Firehose: If'n (1987)

fIREHOSE (and, apologies to purists, I'm gonna go with a basic Firehose from here on out) rose from the remains of the legendary Minutemen following the tragic death of frontman D. Boon.  And as with a band like, say, Joy Division/New Order, where it initially seemed absurd for the band to carry on after the passing of such a distinctive leader, Firehose managed to not only not tarnish the reputation of the original band, but to continue to build on it.

The incomparable rhythm section of Mike Watt and George Hurley picked up singer/guitarist Ed Crawford, a Minutemen fan who reached out and sought to join them following Boon's passing.  Their first album, 1986's Ragin' Full On, was surprisingly decent, retaining the experimental, almost jazz-infused punk and post-punk of the prior band while injecting a little more of a jangly pop sound and dropping some of the political edge.

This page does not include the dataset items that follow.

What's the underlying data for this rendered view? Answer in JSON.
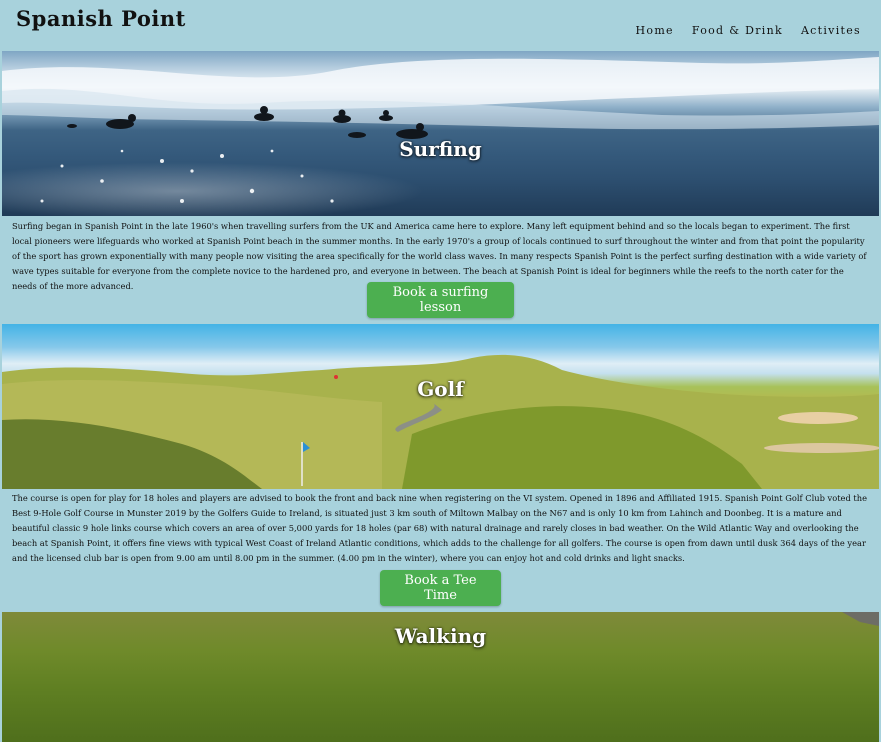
{
  "header": {
    "logo": "Spanish Point",
    "nav": [
      "Home",
      "Food & Drink",
      "Activites"
    ]
  },
  "surfing": {
    "title": "Surfing",
    "text": "Surfing began in Spanish Point in the late 1960's when travelling surfers from the UK and America came here to explore. Many left equipment behind and so the locals began to experiment. The first local pioneers were lifeguards who worked at Spanish Point beach in the summer months. In the early 1970's a group of locals continued to surf throughout the winter and from that point the popularity of the sport has grown exponentially with many people now visiting the area specifically for the world class waves. In many respects Spanish Point is the perfect surfing destination with a wide variety of wave types suitable for everyone from the complete novice to the hardened pro, and everyone in between. The beach at Spanish Point is ideal for beginners while the reefs to the north cater for the needs of the more advanced.",
    "button": "Book a surfing lesson"
  },
  "golf": {
    "title": "Golf",
    "text": "The course is open for play for 18 holes and players are advised to book the front and back nine when registering on the VI system. Opened in 1896 and Affiliated 1915. Spanish Point Golf Club voted the Best 9-Hole Golf Course in Munster 2019 by the Golfers Guide to Ireland, is situated just 3 km south of Miltown Malbay on the N67 and is only 10 km from Lahinch and Doonbeg. It is a mature and beautiful classic 9 hole links course which covers an area of over 5,000 yards for 18 holes (par 68) with natural drainage and rarely closes in bad weather. On the Wild Atlantic Way and overlooking the beach at Spanish Point, it offers fine views with typical West Coast of Ireland Atlantic conditions, which adds to the challenge for all golfers. The course is open from dawn until dusk 364 days of the year and the licensed club bar is open from 9.00 am until 8.00 pm in the summer. (4.00 pm in the winter), where you can enjoy hot and cold drinks and light snacks.",
    "button": "Book a Tee Time"
  },
  "walking": {
    "title": "Walking"
  }
}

If'n continued in a similar vein, only with even better songwriting (though personally, I'd take about half of each album and combine them into a better whole).  The album opens with "Sometimes," a college radio-friendly pop tune, with a great guitar hook in the chorus; it's pretty damn nifty.  "Honey, Please" is an even more straightforward pop track, a bit of a retro rockabilly vibe and a sing-along chorus.  And the aptly-titled "For the Singer of R.E.M." is, as promised, another nice slice of mid-80s college radio jangle pop, with a rollicking bassline and just a hint of menace.  And "In Memory of Elizabeth Cotton" is a lovely little acoustic folk tune, surprisingly pretty and earnest.

Elsewhere there are more throwbacks to the Minutemen days, with Watt/Hurley asserting their impressive rhythmic chops.  "Hear Me" is staccato free jazz and coffee shop poetry; "Making the Freeway" is an uproariously bit of fun and nonsense.

Anyway, you can listen to this as the natural extension of the Minutemen's late-period moves towards commercial acceptability, or as an entirely separate college radio outfit that slots in nicely alongside other jangly guitar bands of the era but just happens to have an unusually creative rhythm section and experimental musical edge.

Here's an audio rip of "For the Singer of R.E.M.":
Here's a random video someone put together for "Sometimes":
...and a live take on "Honey Please" from a reunion gig a few years back:


  1. Was a little too young to have caught the Minutemen live but saw these guys several times in California while in HS and college. Always a very good show, and Mike Watt would always hang out to BS with us kids for awhile.

    I agree that their 1st few albums are pretty uneven. But I would put Sometimes in the top 10 indie songs of the 80s.

    1. Yeah, "Sometimes" is pretty great. I saw them once, at Slim's in San Francisco, towards the end of their run. Like a lot of shows from a quarter century ago, my memory is a bit dim; but I do remember them playing "Herded Into Pools," one of the stand-out tracks from their later days, and being totally blown away; it's been one of my favorite songs ever since.